During the past few days, I'd been locking myself in my room to practice putting on makeup. I went through a lot of makeup wipes, but I'm pretty proud of how far I've come. Winged eyeliner is still the hardest thing ever, but I'm learning. I owe everything I know to online tutorials and Delaney talking about makeup way too much.
I've also practiced painting my nails. I still don't know how to do it without making a mess, but I guess that's why nail polish remover was invented.
I've tried on every item of clothing that I bought at the mall. I matched everything with everything else to find what looks good with what. When I was little, I used to get jealous that girls got to play dress-up, and that wasn't something I was allowed to do. I finally started having my own "dress-up sessions" my room. Behind locked doors and shut curtains, I feel free to be whoever I want. It's amazing, but I hate that I have to hide it.
I want to share this part of me.

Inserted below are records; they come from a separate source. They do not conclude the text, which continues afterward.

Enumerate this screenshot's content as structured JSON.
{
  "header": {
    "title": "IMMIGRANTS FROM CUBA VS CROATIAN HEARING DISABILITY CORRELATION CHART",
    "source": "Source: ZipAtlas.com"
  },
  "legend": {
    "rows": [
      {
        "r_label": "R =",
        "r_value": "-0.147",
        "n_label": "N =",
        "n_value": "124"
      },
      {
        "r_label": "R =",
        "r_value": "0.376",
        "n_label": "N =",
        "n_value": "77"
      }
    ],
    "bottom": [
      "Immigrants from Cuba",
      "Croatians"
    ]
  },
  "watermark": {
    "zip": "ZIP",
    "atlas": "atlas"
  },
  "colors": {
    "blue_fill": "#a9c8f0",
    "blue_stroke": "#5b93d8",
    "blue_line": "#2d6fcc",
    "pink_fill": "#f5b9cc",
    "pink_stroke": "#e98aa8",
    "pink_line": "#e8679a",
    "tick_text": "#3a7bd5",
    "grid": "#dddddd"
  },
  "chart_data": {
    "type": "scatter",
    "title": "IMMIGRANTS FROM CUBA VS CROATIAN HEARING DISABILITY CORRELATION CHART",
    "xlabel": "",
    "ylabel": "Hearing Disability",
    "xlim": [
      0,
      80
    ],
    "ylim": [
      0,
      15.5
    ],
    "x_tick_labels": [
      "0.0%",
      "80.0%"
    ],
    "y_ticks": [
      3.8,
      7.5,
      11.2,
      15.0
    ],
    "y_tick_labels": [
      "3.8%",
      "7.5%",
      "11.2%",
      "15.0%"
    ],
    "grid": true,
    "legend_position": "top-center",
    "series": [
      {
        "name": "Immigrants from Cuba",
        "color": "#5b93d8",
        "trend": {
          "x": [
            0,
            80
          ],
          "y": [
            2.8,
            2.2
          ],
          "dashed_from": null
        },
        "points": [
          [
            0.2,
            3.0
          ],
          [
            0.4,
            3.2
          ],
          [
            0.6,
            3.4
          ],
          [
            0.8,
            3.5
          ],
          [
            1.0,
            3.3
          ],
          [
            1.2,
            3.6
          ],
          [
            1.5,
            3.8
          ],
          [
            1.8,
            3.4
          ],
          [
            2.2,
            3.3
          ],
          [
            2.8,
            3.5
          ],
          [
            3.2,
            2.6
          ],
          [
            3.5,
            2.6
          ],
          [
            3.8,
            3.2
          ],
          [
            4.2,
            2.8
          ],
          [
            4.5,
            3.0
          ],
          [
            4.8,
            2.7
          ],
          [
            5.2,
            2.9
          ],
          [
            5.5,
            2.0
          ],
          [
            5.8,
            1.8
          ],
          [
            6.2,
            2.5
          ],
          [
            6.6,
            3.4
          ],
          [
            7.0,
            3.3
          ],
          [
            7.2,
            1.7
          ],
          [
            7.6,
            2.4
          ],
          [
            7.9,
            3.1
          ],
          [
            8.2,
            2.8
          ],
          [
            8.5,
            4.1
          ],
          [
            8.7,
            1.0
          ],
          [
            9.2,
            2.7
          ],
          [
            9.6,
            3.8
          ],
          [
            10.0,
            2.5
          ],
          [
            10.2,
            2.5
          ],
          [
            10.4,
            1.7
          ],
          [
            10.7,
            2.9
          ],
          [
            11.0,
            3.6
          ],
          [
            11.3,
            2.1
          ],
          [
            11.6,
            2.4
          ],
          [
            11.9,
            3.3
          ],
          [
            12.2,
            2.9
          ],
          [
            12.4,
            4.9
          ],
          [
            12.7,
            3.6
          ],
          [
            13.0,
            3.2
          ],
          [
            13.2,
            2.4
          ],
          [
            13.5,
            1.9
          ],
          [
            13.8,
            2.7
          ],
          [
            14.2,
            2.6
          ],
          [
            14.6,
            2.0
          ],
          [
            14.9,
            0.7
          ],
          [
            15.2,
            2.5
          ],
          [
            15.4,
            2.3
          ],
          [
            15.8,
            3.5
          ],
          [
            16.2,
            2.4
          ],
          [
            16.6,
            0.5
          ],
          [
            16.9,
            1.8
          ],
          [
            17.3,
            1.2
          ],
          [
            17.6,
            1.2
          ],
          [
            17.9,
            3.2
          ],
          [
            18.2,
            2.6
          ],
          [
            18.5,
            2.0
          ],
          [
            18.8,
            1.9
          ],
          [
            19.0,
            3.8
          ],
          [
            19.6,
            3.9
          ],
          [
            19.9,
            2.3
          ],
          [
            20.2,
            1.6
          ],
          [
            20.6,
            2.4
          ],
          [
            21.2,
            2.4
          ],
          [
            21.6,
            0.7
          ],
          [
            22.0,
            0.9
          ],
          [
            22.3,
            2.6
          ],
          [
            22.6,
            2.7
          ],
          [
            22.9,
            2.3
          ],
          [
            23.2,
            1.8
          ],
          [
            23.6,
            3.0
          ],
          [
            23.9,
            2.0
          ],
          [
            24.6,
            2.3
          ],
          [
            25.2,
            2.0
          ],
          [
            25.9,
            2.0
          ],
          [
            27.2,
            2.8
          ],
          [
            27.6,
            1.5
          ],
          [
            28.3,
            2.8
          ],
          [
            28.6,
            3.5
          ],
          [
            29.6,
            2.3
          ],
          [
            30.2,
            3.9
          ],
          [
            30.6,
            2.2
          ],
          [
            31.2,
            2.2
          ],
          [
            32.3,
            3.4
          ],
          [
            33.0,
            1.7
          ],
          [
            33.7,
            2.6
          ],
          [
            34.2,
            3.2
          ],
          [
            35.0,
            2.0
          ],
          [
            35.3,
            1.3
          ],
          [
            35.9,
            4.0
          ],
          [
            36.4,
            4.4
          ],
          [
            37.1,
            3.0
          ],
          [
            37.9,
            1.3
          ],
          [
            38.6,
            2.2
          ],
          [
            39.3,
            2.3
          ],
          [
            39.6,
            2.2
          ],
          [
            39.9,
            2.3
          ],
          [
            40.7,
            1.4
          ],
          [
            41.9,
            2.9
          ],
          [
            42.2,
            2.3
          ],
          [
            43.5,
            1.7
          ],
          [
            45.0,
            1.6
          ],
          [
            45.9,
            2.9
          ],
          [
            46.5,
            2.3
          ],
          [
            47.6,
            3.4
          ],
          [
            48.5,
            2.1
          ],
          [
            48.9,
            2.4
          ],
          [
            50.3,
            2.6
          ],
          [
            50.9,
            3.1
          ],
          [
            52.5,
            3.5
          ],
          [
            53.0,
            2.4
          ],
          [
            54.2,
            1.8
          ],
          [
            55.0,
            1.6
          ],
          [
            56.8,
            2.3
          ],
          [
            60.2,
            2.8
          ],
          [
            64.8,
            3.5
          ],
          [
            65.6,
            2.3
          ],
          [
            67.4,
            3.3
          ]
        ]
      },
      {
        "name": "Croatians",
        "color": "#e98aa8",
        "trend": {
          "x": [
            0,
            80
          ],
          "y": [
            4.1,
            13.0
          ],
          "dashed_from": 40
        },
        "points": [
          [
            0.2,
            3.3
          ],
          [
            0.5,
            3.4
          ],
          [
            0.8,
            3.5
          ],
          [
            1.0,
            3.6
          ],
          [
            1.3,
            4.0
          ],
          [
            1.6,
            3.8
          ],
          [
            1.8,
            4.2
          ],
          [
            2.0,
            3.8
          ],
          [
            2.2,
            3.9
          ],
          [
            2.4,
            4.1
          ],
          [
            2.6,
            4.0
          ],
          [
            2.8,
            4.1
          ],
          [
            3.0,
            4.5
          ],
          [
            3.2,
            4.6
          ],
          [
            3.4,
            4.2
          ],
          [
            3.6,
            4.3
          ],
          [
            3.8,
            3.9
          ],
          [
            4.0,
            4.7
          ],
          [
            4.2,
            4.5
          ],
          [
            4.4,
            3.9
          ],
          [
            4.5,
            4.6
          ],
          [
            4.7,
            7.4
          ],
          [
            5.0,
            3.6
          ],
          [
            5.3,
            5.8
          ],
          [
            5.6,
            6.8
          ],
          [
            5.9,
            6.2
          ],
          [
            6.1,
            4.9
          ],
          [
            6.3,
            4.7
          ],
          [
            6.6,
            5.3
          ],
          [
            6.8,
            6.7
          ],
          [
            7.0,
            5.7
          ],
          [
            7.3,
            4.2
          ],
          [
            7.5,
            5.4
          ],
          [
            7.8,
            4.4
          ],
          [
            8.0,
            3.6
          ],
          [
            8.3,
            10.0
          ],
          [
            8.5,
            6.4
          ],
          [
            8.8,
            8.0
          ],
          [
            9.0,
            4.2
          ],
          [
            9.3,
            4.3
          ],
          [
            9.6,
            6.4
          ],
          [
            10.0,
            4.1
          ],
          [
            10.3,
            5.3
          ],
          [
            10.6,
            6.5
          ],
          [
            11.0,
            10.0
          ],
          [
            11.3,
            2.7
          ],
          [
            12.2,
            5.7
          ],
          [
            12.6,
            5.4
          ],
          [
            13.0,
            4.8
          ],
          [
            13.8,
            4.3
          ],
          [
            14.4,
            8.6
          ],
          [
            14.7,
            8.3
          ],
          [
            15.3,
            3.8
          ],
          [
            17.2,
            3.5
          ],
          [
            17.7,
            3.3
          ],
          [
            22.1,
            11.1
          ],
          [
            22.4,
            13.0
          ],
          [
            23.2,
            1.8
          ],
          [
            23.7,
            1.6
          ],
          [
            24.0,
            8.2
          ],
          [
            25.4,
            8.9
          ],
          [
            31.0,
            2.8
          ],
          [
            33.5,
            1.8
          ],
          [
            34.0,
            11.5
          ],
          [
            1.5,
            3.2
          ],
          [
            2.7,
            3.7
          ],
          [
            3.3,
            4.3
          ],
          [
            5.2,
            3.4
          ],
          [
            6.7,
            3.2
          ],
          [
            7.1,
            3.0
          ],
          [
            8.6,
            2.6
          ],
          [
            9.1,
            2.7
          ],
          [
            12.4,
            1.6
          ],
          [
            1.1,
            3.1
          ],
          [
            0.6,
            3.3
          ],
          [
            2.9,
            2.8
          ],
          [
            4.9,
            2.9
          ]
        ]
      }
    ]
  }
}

I want to go outside wearing clothes that I feel comfortable in. I want to spend a long time getting ready in the morning and show it off. I want people to see me the way that I want to see myself. I want people to call me Natalie.
It helps a lot that I have Tommy. When we're not around other people, he refers to me as "she", "her", and "girl". "Natalie".
Everything's easier to handle when I remember that there's someone I can always talk to. When my friends call me "Nathan", when people call me "he", and when Mr. York calls me by my full name, I think about the time Tommy called me "beautiful". Most of the time, that gets me through my day.
After struggling for years, I finally feel ready. I'm learning to be comfortable with myself, and I want the rest of of the world to learn with me. I still remember Mr. York telling me, "The day you learn manners is the day you show up to school in a dress and high heels".
Today, we'll find out if that's true.
***
Makeup? Check.
Hair? Check.
Clothes that comply with our school's ridiculous dress code? Check.
Shoes that hurt my feet but that doesn't matter because they look amazing? Check.
Excessive confidence? ...Fuck. Where'd I leave that?
I got out of bed really early this morning. It was partly because I wanted to have enough time to get ready, but mostly because I was too nervous to fall back asleep. I did my makeup, and now I'm sitting on my bed with a half an hour to spare.
I'm freaking out. I'm not excited to see everyone's reactions today. I don't know if I'll act differently, but what if people treat me differently? I have to remind myself that this is what I've wanted for forever. This might be rough, but things will turn out okay eventually. They have to.
I decide that since I have time, I should make myself breakfast and hope that I don't end up throwing it up later. I go downstairs, find bagels in the fridge, and put one in the toaster. When it pops back up, I spread an unhealthy amount of cream cheese on each half and sandwich them back together. I set my bagel on the kitchen table and pour myself a glass of orange juice before sitting down.
Right after I take my first bite, my mom walks into the kitchen. We both freeze.
SHIT. I FORGOT ABOUT MY PARENTS. HOW DID I FORGET MY OWN DAMN PARENTS? Okay, okay, think this through. Act calmly. She's probably in too much shock to start yelling, but don't start shouting back if she starts it.
I finish chewing and swallow. "Hello, mother dearest. May I help you?"
She snaps out of her trance. "You... what? What is this? What have you... Oh my god. Ted! Come here!"